Diagnosed in late January with metastatic breast cancer: spine, ribs, pelvis, shoulder blades, spleen, liver. It can be managed but, at this point, not cured. I will have good days and bad days. This is a big mountain I’m climbing with no summit.

Rules of Engagement:

Do not ask me, “How’s YOUR cancer?” (I’m not taking possession of these wayward cells. I’m trying to get RID of them.) DO say, “How’re you doing?” “What are they doing for you?” I’ll give you as much detail as you’d like or no detail at all.

Do not ask me how long I have to live. (I don’t know. IBrance is only 6 years old. )

DON’T say: It’s God’s will. God doesn’t give us more than we can handle.

DO send cards, texts, emails, phone calls.

DO tell me about your trips and adventures.

Be prepared for hearing how shitty I feel and don’t try to fix it. (They keep telling me I’ll feel better.)

DO let me cry if I need to cry. Hugs are welcome.

DO ask if there’s anything you can do. Mostly staying in touch is the best medicine.

I thought I kicked breast cancer 20 years ago with a mastectomy, chemo, and radiation. Apparently, at least one cell survived and has decided to party. I’ve lead a very healthy active life since my initial “cure” and this diagnosis has filled me with shock, sadness, and a bit of anger.

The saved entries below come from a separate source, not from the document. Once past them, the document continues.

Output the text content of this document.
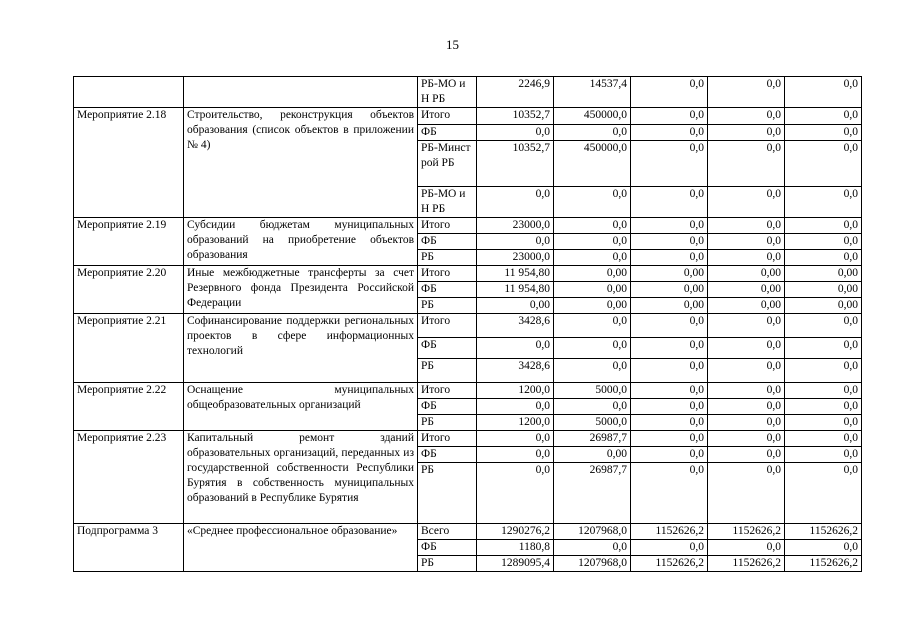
15
		РБ-МО и Н РБ	2246,9	14537,4	0,0	0,0	0,0
Мероприятие 2.18	Строительство, реконструкция объектов образования (список объектов в приложении № 4)	Итого	10352,7	450000,0	0,0	0,0	0,0
		ФБ	0,0	0,0	0,0	0,0	0,0
		РБ-Минстрой РБ	10352,7	450000,0	0,0	0,0	0,0
		РБ-МО и Н РБ	0,0	0,0	0,0	0,0	0,0
Мероприятие 2.19	Субсидии бюджетам муниципальных образований на приобретение объектов образования	Итого	23000,0	0,0	0,0	0,0	0,0
		ФБ	0,0	0,0	0,0	0,0	0,0
		РБ	23000,0	0,0	0,0	0,0	0,0
Мероприятие 2.20	Иные межбюджетные трансферты за счет Резервного фонда Президента Российской Федерации	Итого	11 954,80	0,00	0,00	0,00	0,00
		ФБ	11 954,80	0,00	0,00	0,00	0,00
		РБ	0,00	0,00	0,00	0,00	0,00
Мероприятие 2.21	Софинансирование поддержки региональных проектов в сфере информационных технологий	Итого	3428,6	0,0	0,0	0,0	0,0
		ФБ	0,0	0,0	0,0	0,0	0,0
		РБ	3428,6	0,0	0,0	0,0	0,0
Мероприятие 2.22	Оснащение муниципальных общеобразовательных организаций	Итого	1200,0	5000,0	0,0	0,0	0,0
		ФБ	0,0	0,0	0,0	0,0	0,0
		РБ	1200,0	5000,0	0,0	0,0	0,0
Мероприятие 2.23	Капитальный ремонт зданий образовательных организаций, переданных из государственной собственности Республики Бурятия в собственность муниципальных образований в Республике Бурятия	Итого	0,0	26987,7	0,0	0,0	0,0
		ФБ	0,0	0,00	0,0	0,0	0,0
		РБ	0,0	26987,7	0,0	0,0	0,0
Подпрограмма 3	«Среднее профессиональное образование»	Всего	1290276,2	1207968,0	1152626,2	1152626,2	1152626,2
		ФБ	1180,8	0,0	0,0	0,0	0,0
		РБ	1289095,4	1207968,0	1152626,2	1152626,2	1152626,2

Scans, tests, and a liver biopsy later, I’m on an Estrogen blocker and IBrance, a cell cycle disrupter for E+, Her2 – disseminated breast cancer. I recently had my spine radiated for 2 weeks to remove the ice pick of pain out of my back. Unfortunately, my throat was in the way and now I can hardly eat or drink. Imagine Chernobyl in your esophagus. I’m getting an IV of fluids here as I type.

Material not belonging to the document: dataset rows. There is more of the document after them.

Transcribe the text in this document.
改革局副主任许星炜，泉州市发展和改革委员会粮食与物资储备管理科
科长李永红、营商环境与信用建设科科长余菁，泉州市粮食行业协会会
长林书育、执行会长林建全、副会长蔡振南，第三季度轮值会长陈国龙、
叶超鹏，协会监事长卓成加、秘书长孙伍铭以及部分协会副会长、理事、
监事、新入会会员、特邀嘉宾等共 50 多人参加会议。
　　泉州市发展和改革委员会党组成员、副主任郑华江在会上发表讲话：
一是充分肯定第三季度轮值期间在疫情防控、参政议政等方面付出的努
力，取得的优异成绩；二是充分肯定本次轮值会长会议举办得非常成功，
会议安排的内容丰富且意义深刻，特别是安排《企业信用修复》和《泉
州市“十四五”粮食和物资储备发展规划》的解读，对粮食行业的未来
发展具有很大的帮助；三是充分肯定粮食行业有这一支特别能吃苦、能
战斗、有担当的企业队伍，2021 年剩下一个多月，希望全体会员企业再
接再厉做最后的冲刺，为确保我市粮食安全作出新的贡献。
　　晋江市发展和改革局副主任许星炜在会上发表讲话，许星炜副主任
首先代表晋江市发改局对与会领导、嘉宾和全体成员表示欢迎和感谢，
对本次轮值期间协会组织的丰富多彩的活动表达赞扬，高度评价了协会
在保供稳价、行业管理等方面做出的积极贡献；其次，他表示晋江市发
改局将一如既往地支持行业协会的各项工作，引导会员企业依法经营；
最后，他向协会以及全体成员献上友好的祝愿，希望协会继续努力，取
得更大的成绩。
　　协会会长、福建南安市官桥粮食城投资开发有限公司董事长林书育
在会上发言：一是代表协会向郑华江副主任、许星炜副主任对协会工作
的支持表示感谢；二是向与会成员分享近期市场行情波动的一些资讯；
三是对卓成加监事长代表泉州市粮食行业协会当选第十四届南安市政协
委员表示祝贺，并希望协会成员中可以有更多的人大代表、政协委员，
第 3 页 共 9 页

My doc is wonderful. She remains “optimistic” and says I have years. I want at least 30.

My husband, Rick, says that our failed attempt at Lucy’s Footpass in Kings Canyon last August cannot be my last backpack trip, although there’s a spot in my pelvis where a screw tip for my titanium hip will have to be radiated, and grow new bone first. The Grand Canyon rafting trip is off. Doc doesn’t want me breaking vertebrae in the bottom of the canyon. Darn.

While calls, cards, emails, and texts are my lifeline of connectivity, this will be a good place for current updates and insights on my journey – medically, emotionally, and spiritually. I told God during the initial bout that I was willing to learn ALL the lessons I needed to because I was NOT going to do this again. Well, apparently there is more to learn. Follow along. It’s gonna take a village.